Phil Lesh, the bassist and founding member of the ultimate San Francisco jam band The Grateful Dead, died today. He was 84.
His death was announced on his official Instagram page.
“Phil Lesh, bassist and founding member of The Grateful Dead, passed peacefully this morning,” the Instagram statement reads. “He was surrounded by his family and full of love. Phil brought immense joy to everyone around him and leaves behind a legacy of music and love. We request that you respect the Lesh family’s privacy at this time.”
Born Philip Chapman Lesh on March 15, 1940, in Berkeley, California, Lesh played the bass for the Dead from the band’s launching in 1965 through its break-up in 1995. He continued playing and touring with his own project, Phil Lesh and Friends, and in 2009 embarked on a five-year musical venture called Furthur with his former Dead bandmate Bob Weir.
Though Lesh hadn’t been touring as exhaustively in recent years, he continued to perform with family members as late as this year.
Lesh was attending – briefly – the University of California, Berkeley in 1961 when he met the future Grateful Dead keyboardist Tom Constanten, and soon enough met a young banjo player named Jerry Garcia.
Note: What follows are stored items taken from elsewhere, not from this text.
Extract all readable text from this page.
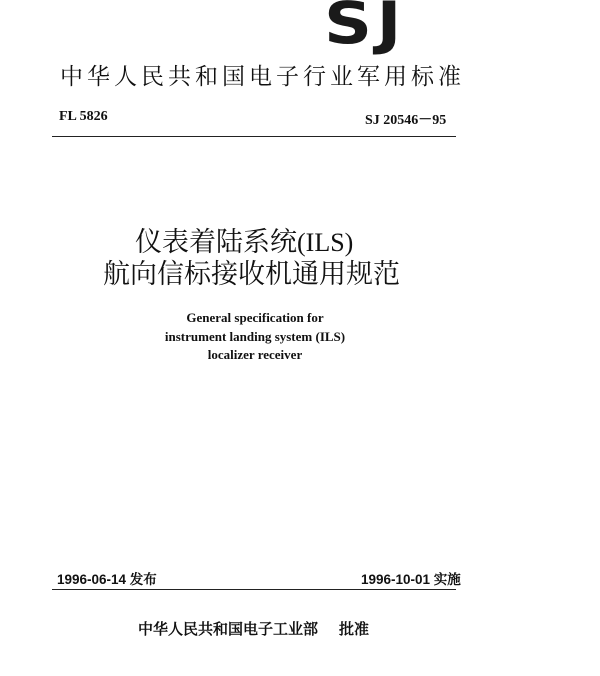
SJ
中华人民共和国电子行业军用标准
FL 5826	SJ 20546－95
仪表着陆系统(ILS)
航向信标接收机通用规范
General specification for
instrument landing system (ILS)
localizer receiver
1996-06-14 发布	1996-10-01 实施
中华人民共和国电子工业部 批准
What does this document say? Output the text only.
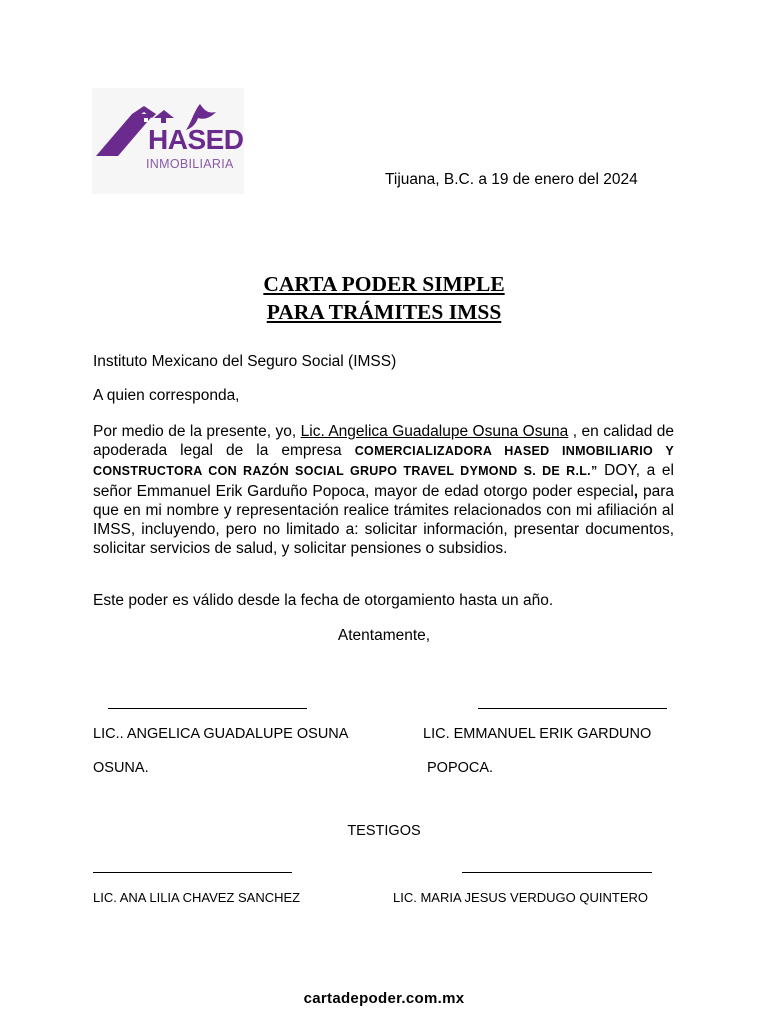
HASED
INMOBILIARIA
Tijuana, B.C. a 19 de enero del 2024
CARTA PODER SIMPLE
PARA TRÁMITES IMSS
Instituto Mexicano del Seguro Social (IMSS)
A quien corresponda,
Por medio de la presente, yo, Lic. Angelica Guadalupe Osuna Osuna , en calidad de apoderada legal de la empresa COMERCIALIZADORA HASED INMOBILIARIO Y CONSTRUCTORA CON RAZÓN SOCIAL GRUPO TRAVEL DYMOND S. DE R.L.” DOY, a el señor Emmanuel Erik Garduño Popoca, mayor de edad otorgo poder especial, para que en mi nombre y representación realice trámites relacionados con mi afiliación al IMSS, incluyendo, pero no limitado a: solicitar información, presentar documentos, solicitar servicios de salud, y solicitar pensiones o subsidios.
Este poder es válido desde la fecha de otorgamiento hasta un año.
Atentamente,
LIC.. ANGELICA GUADALUPE OSUNA
OSUNA.
LIC. EMMANUEL ERIK GARDUNO
POPOCA.
TESTIGOS
LIC. ANA LILIA CHAVEZ SANCHEZ	LIC. MARIA JESUS VERDUGO QUINTERO
cartadepoder.com.mx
By 1964 Lesh was recruited by Garcia to join his new band The Warlocks, which was in need of a bass player. Despite the fact that Lesh played violin and trumpet, he signed on and would remain so until the Dead’s dissolution following Garcia’s death in 1995.
DEADLINE RELATED VIDEO
The Dead instantly became one of the leading bands of the burgeoning San Francisco Psychedelic Music scene, along with The Jefferson Airplane, Big Brother and the Holding Company with Janis Joplin, Quicksilver Messenger Service, Country Joe and the Fish and The Charlatans. The bands and the San Francisco sound would reach international fame with the success of the 1967 Monterey Pop Festival.
The Dead, in particular, would go on to have a fiercely devoted and long-lived fandom, even as the band didn’t enjoy the radio success of the Airplane or Big Brother until 1987’s surprise hit Touch of Grey.
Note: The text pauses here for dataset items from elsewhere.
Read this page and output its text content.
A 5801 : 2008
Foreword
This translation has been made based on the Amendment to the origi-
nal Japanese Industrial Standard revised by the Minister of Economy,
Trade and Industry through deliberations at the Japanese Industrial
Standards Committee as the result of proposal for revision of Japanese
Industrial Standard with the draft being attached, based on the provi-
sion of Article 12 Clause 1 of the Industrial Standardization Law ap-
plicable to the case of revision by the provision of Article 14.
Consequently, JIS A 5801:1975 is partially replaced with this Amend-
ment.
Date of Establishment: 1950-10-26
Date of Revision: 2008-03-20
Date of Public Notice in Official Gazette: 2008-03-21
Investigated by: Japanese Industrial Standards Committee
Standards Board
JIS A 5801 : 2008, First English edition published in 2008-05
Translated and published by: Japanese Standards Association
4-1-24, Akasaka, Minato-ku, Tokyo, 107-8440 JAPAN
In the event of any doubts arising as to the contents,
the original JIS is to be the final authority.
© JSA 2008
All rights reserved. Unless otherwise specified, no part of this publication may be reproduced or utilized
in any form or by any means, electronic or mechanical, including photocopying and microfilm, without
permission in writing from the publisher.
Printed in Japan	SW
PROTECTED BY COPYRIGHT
Still, fueled by Lesh’s bass lines and, at least in the early years of the group, his high vocal harmonies, the Dead would develop a large repertoire of fan favorites like “Friend of the Devil,” “Ripple,” “Uncle John’s Band,” “Casey Jones,” “Sugar Magnolia,” and, with Lesh on lead vocals, “Unbroken Chain.” Lesh co-wrote some of the band’s most beloved and enduring songs, “Truckin’,” “Box of Rain,” “Dark Star” and “Cumberland Blues.”
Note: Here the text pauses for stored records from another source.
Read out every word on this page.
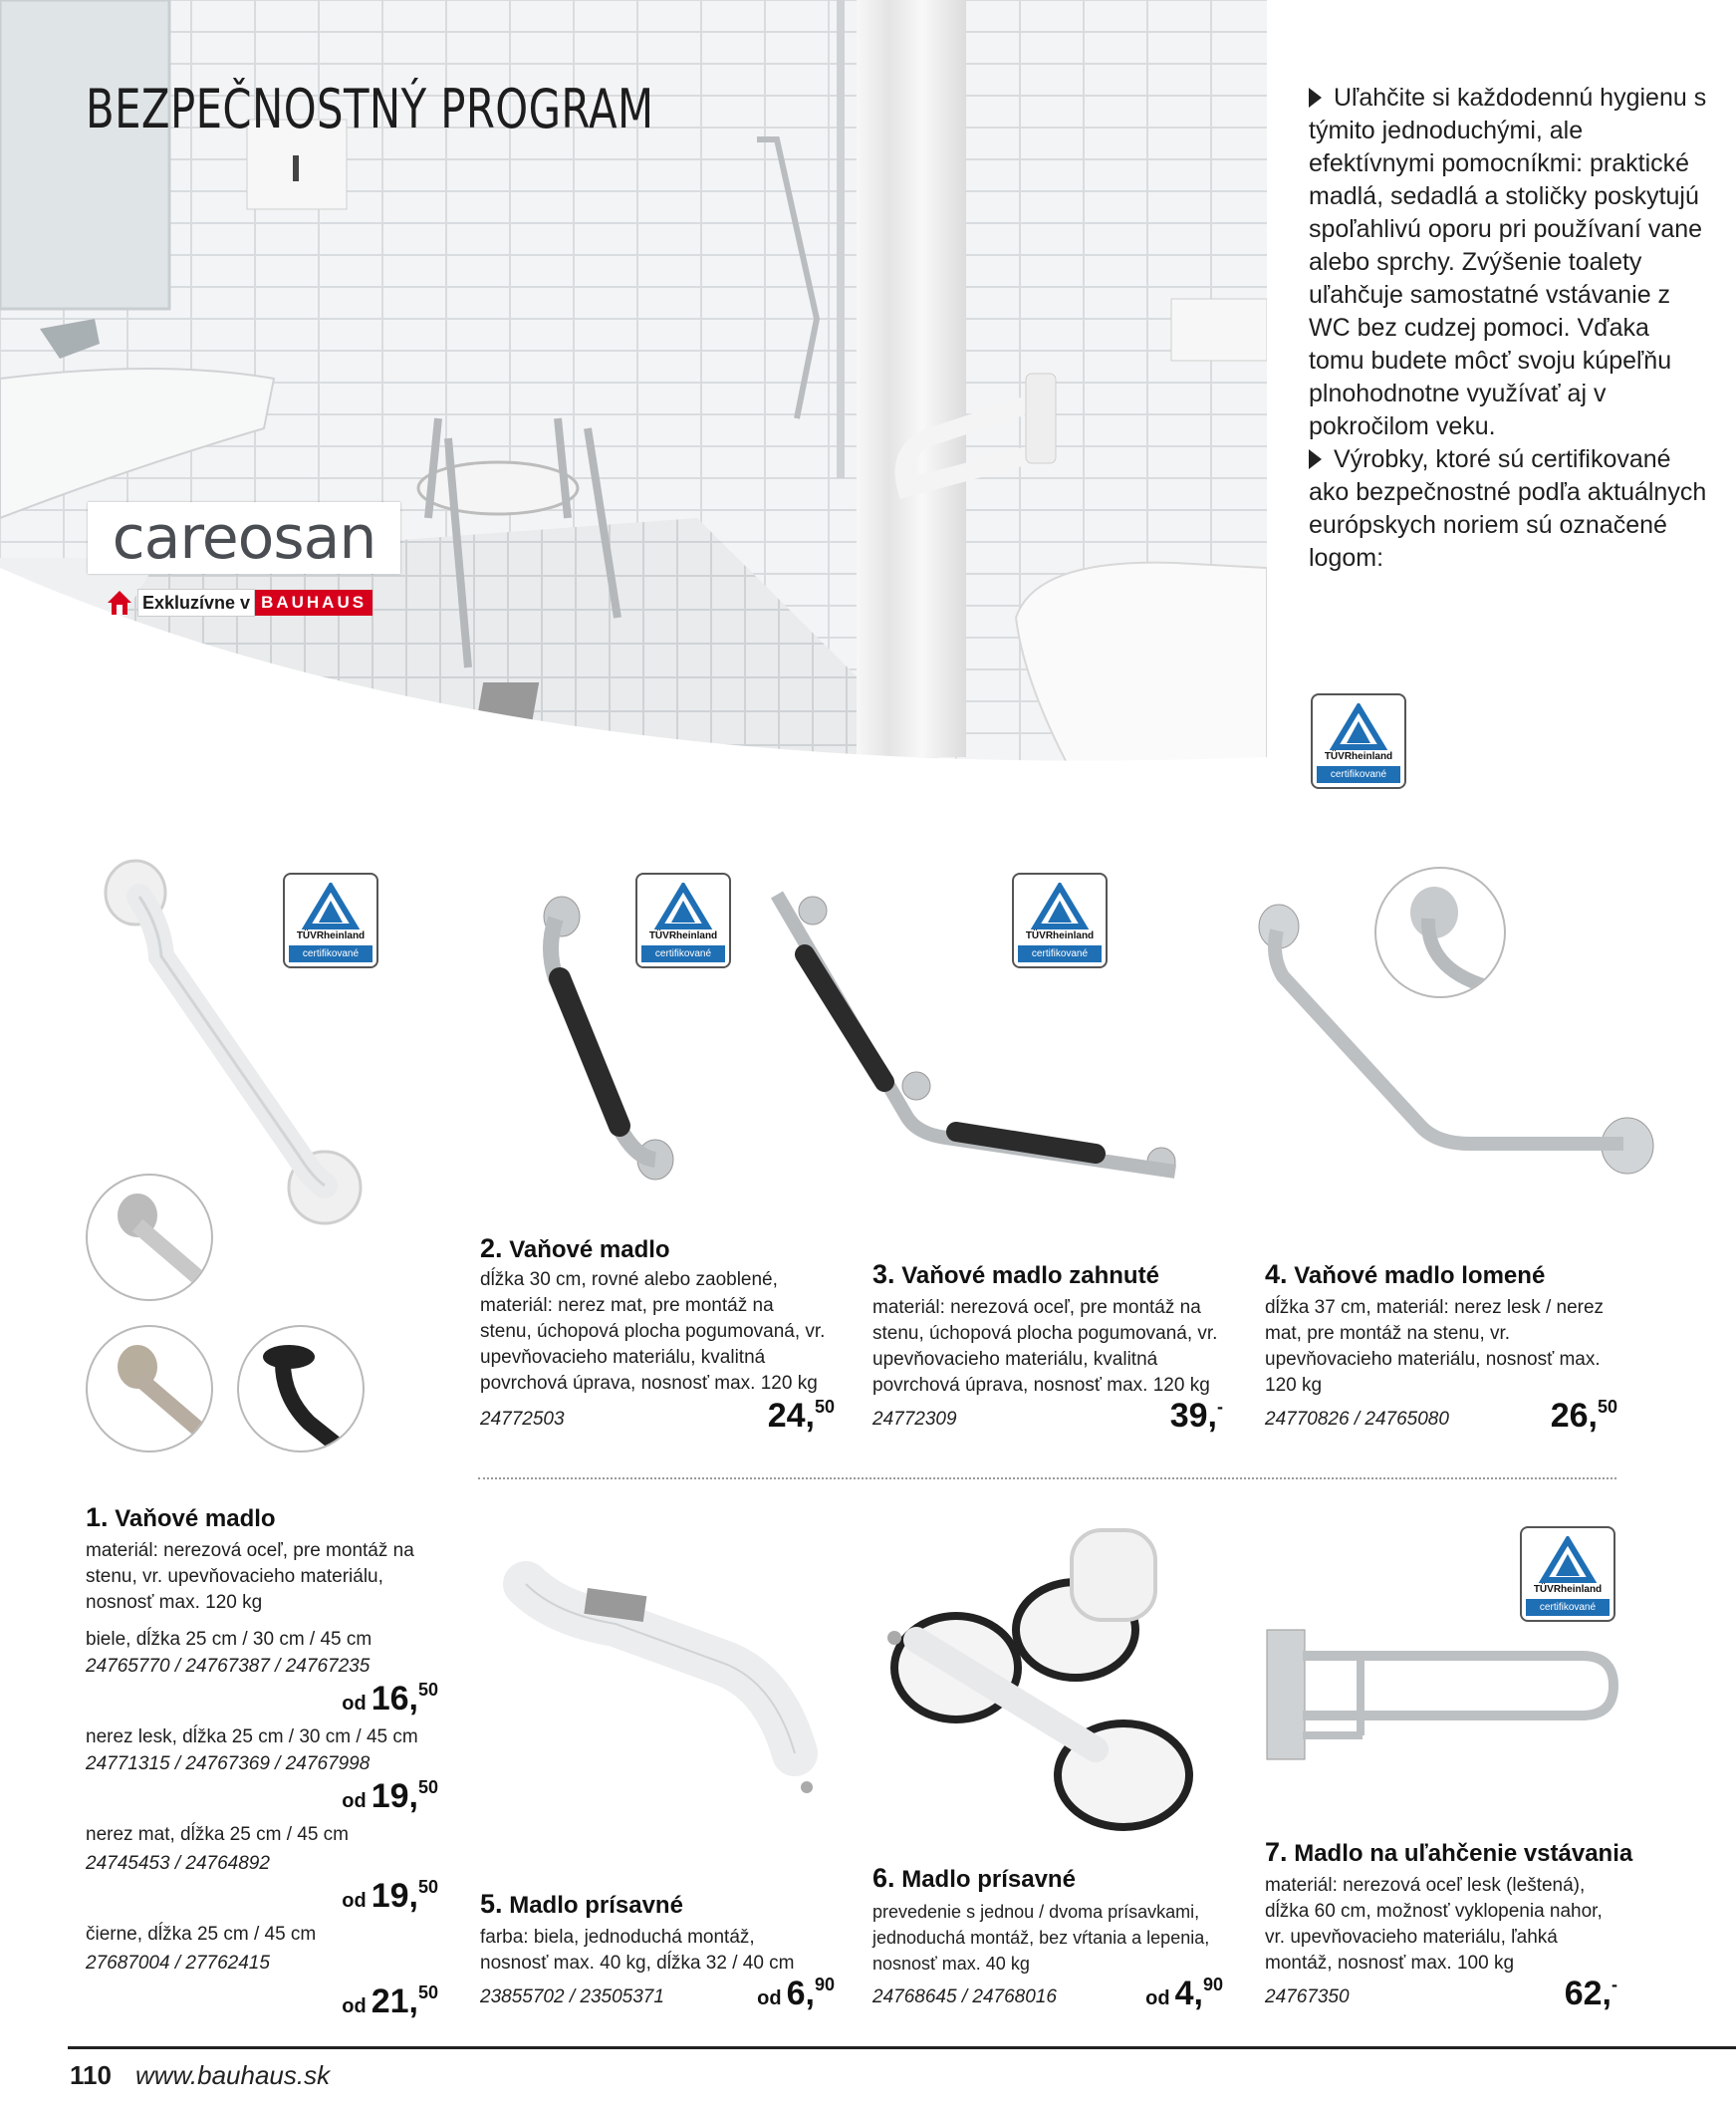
BEZPEČNOSTNÝ PROGRAM
careosan
Exkluzívne v BAUHAUS

Uľahčite si každodennú hygienu s týmito jednoduchými, ale efektívnymi pomocníkmi: praktické madlá, sedadlá a stoličky poskytujú spoľahlivú oporu pri používaní vane alebo sprchy. Zvýšenie toalety uľahčuje samostatné vstávanie z WC bez cudzej pomoci. Vďaka tomu budete môcť svoju kúpeľňu plnohodnotne využívať aj v pokročilom veku.

Výrobky, ktoré sú certifikované ako bezpečnostné podľa aktuálnych európskych noriem sú označené logom:

TÜVRheinland
certifikované
TÜVRheinland
certifikované
TÜVRheinland
certifikované
TÜVRheinland
certifikované
TÜVRheinland
certifikované
2. Vaňové madlo
dĺžka 30 cm, rovné alebo zaoblené, materiál: nerez mat, pre montáž na stenu, úchopová plocha pogumovaná, vr. upevňovacieho materiálu, kvalitná povrchová úprava, nosnosť max. 120 kg
24772503	24,50
3. Vaňové madlo zahnuté
materiál: nerezová oceľ, pre montáž na stenu, úchopová plocha pogumovaná, vr. upevňovacieho materiálu, kvalitná povrchová úprava, nosnosť max. 120 kg
24772309	39,-
4. Vaňové madlo lomené
dĺžka 37 cm, materiál: nerez lesk / nerez mat, pre montáž na stenu, vr. upevňovacieho materiálu, nosnosť max. 120 kg
24770826 / 24765080	26,50
1. Vaňové madlo
materiál: nerezová oceľ, pre montáž na stenu, vr. upevňovacieho materiálu, nosnosť max. 120 kg
biele, dĺžka 25 cm / 30 cm / 45 cm
24765770 / 24767387 / 24767235
od 16,50
nerez lesk, dĺžka 25 cm / 30 cm / 45 cm
24771315 / 24767369 / 24767998
od 19,50
nerez mat, dĺžka 25 cm / 45 cm
24745453 / 24764892
od 19,50
čierne, dĺžka 25 cm / 45 cm
27687004 / 27762415
od 21,50
5. Madlo prísavné
farba: biela, jednoduchá montáž, nosnosť max. 40 kg, dĺžka 32 / 40 cm
23855702 / 23505371	od 6,90
6. Madlo prísavné
prevedenie s jednou / dvoma prísavkami, jednoduchá montáž, bez vŕtania a lepenia, nosnosť max. 40 kg
24768645 / 24768016	od 4,90
7. Madlo na uľahčenie vstávania
materiál: nerezová oceľ lesk (leštená), dĺžka 60 cm, možnosť vyklopenia nahor, vr. upevňovacieho materiálu, ľahká montáž, nosnosť max. 100 kg
24767350	62,-
110 www.bauhaus.sk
In its most celebrated ’60s line-up, the band featured Lesh on bass, Garcia on lead guitar, Bob Weir on rhythm guitar, Bill Kreutzmann (and later Mickey Hart) on drums and, until 1972, keyboard player Ron “Pigpen” McKernan. With McKernan’s departure (he died the following year), keyboard duties were assumed by Lesh’s old college friend Constanten.
The Dead was inducted into The Rock and Roll Hall of Fame in 1994.
After the Grateful Dead broke up, Lesh participated in various related bands including The Dead and The Other Ones, as well as his own band Phil Lesh and Friends. He often performed with his sons Grahame and Brian in a group he called the Terrapin Family Band.
In 2005, Lesh published his memoir Searching for the Sound: My Life with the Grateful Dead.
Lesh had suffered ill health over the years, including Hepatitis C and, in 2006, prostate cancer. In more recent years he was treated for bladder cancer and underwent back surgery.
Complete information on survivors was not immediately available.